1. You can use a backtracking approach.
1) start moving around as a clock from X+1, Y+1 (X+1-Y+1, X+0-Y+1, X-1,Y+1, ...)
2) if you find 0 (free space) and it's not previous position then
2.1) save in a stack: current position, direction and previous position
2.2) change position and go to step 1)
3) if you find 1 (wall) to step 1)
4) if all possible position around are 1 or a previous position then
4.1) pop from the stack: current position, direction and previous position
4.2) go to step 1)

Fabio
fabioang@gmail.com

2. A kind of DFS:

Stack stack = new Stack(neigh(startPos));
visit(startPos);
while(!stack.isEmpty()) {
Position pos = stack.pop();
if (isExit(pos)) youFoundTheExit();
if (isWall(pos)) continue;
if(visited(pos) continue;
stack.pushAll(neigh(pos));
visit(pos);
}

The meaning of the helper functions should be clear enough. Neigh() returns the North,East,South,West positions respect the input one. If on the border, then only the positions falling into the matrix are returned.
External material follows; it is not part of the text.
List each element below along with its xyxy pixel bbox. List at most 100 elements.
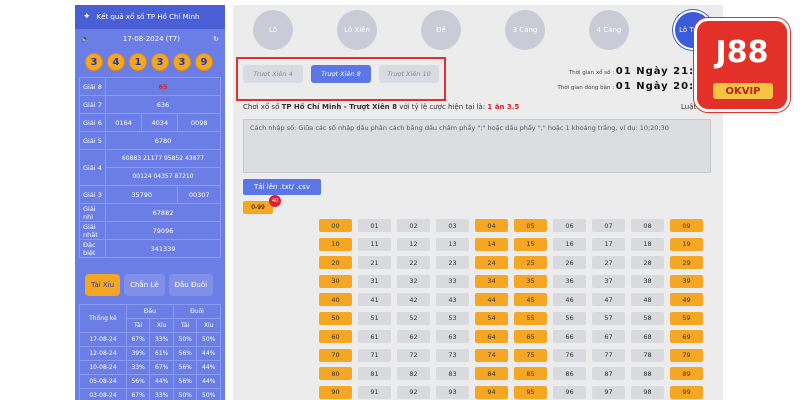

A nice to have would be to the list of steps bringing to the exit from the start. That could be done by maintaining a separate list of positions. The challenge here is that during the backtracking steps we need to remove from this list all the positions that have been found in a deeper level of the BSF. This can achieved keeping track of the current BSF level and storing inside the Position object also the BSF level where that object has been generated. Using these two info the list update should be easy.